Originally, I focused on the principles of a Japanese house: large common space in the center surrounded with gardens and private spaces.  I wanted to remove the formality of each space by eliminating its walls.  As seen in my second model, each space is dictated by floor height and floor material. The path receives natural light from a roof skylight and the important, highly visited rooms are against the streets to allow for floor to ceiling windows.
            My third model is based on radiation.  A book radiates an idea from author to the reader and from reader to his/her peers.  Media radiates information through society.  Our society is moving from solid, concrete forms of media to far more abstract forms.  Architecturally, the space is organized from dense, closed masses to open, abstract space.    
                  This scheme is divided into three floors, before the radiation (the visitor acts as the atom and the masses act as the molecule), during (the molecule breaks apart and the masses are dispersed throughout the space), and after (masses reassemble and a clearing is formed).  The dense stairwell through the heart of the building binds the floors together, and mimics the path the atom takes as it collides with the molecular masses.  

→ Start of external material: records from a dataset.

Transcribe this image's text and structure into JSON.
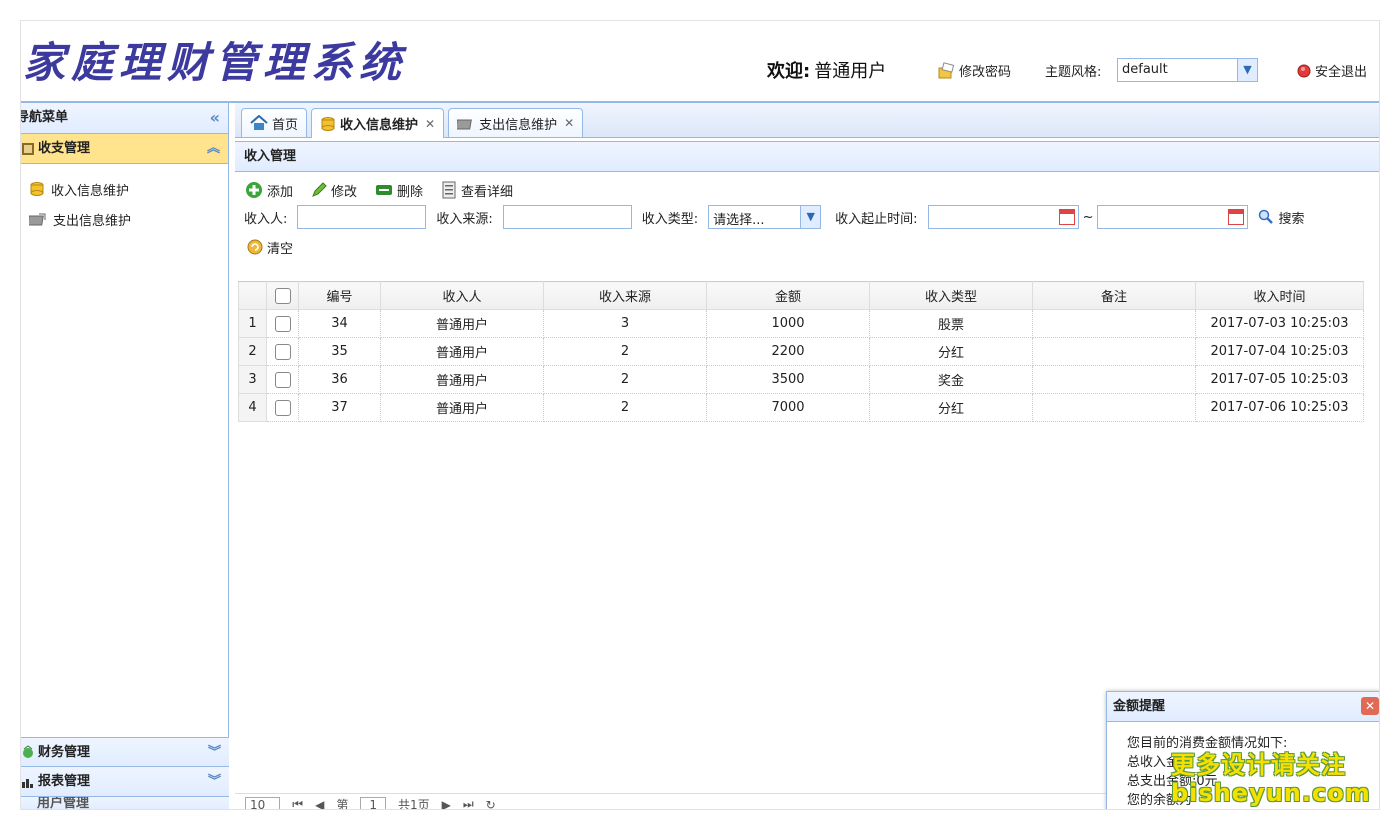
{
  "header": {
    "logo_text": "家庭理财管理系统",
    "welcome_label": "欢迎:",
    "welcome_user": "普通用户",
    "change_password": "修改密码",
    "theme_label": "主题风格:",
    "theme_value": "default",
    "logout": "安全退出"
  },
  "sidebar": {
    "title": "导航菜单",
    "active_group": "收支管理",
    "items": [
      "收入信息维护",
      "支出信息维护"
    ],
    "closed_groups": [
      "财务管理",
      "报表管理",
      "用户管理"
    ]
  },
  "tabs": [
    {
      "label": "首页"
    },
    {
      "label": "收入信息维护"
    },
    {
      "label": "支出信息维护"
    }
  ],
  "panel": {
    "title": "收入管理",
    "toolbar": {
      "add": "添加",
      "edit": "修改",
      "delete": "删除",
      "detail": "查看详细"
    },
    "search": {
      "earner_label": "收入人:",
      "source_label": "收入来源:",
      "type_label": "收入类型:",
      "type_value": "请选择...",
      "time_label": "收入起止时间:",
      "tilde": "~",
      "search_btn": "搜索",
      "clear_btn": "清空"
    }
  },
  "grid": {
    "columns": [
      "编号",
      "收入人",
      "收入来源",
      "金额",
      "收入类型",
      "备注",
      "收入时间"
    ],
    "rows": [
      {
        "n": "1",
        "id": "34",
        "earner": "普通用户",
        "source": "3",
        "amount": "1000",
        "type": "股票",
        "note": "",
        "time": "2017-07-03 10:25:03"
      },
      {
        "n": "2",
        "id": "35",
        "earner": "普通用户",
        "source": "2",
        "amount": "2200",
        "type": "分红",
        "note": "",
        "time": "2017-07-04 10:25:03"
      },
      {
        "n": "3",
        "id": "36",
        "earner": "普通用户",
        "source": "2",
        "amount": "3500",
        "type": "奖金",
        "note": "",
        "time": "2017-07-05 10:25:03"
      },
      {
        "n": "4",
        "id": "37",
        "earner": "普通用户",
        "source": "2",
        "amount": "7000",
        "type": "分红",
        "note": "",
        "time": "2017-07-06 10:25:03"
      }
    ]
  },
  "pager": {
    "page_size": "10",
    "page_prefix": "第",
    "page_value": "1",
    "page_total": "共1页"
  },
  "popup": {
    "title": "金额提醒",
    "line1": "您目前的消费金额情况如下:",
    "line2": "总收入金",
    "line3": "总支出金额:0元",
    "line4": "您的余额为"
  },
  "watermark": {
    "line1": "更多设计请关注",
    "line2": "bisheyun.com"
  },
  "colors": {
    "accent_border": "#95b8e7",
    "active_header": "#ffe48d",
    "logo": "#3d3a9f"
  }
}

The first floor holds the public spaces and the great garden that rises through to the second and third floor.  This floor aims to transport people to a more calm and relaxed environment, but allows for those in a rush to get what they need quickly. The second floor is composed of two L-shaped spaces.  One holds the denser masses, the Adult and Children’s Service rooms and the other holds the more private nooks and niches against the garden for more solitude. The third floor holds offices and a roof garden open to guests and available for public events.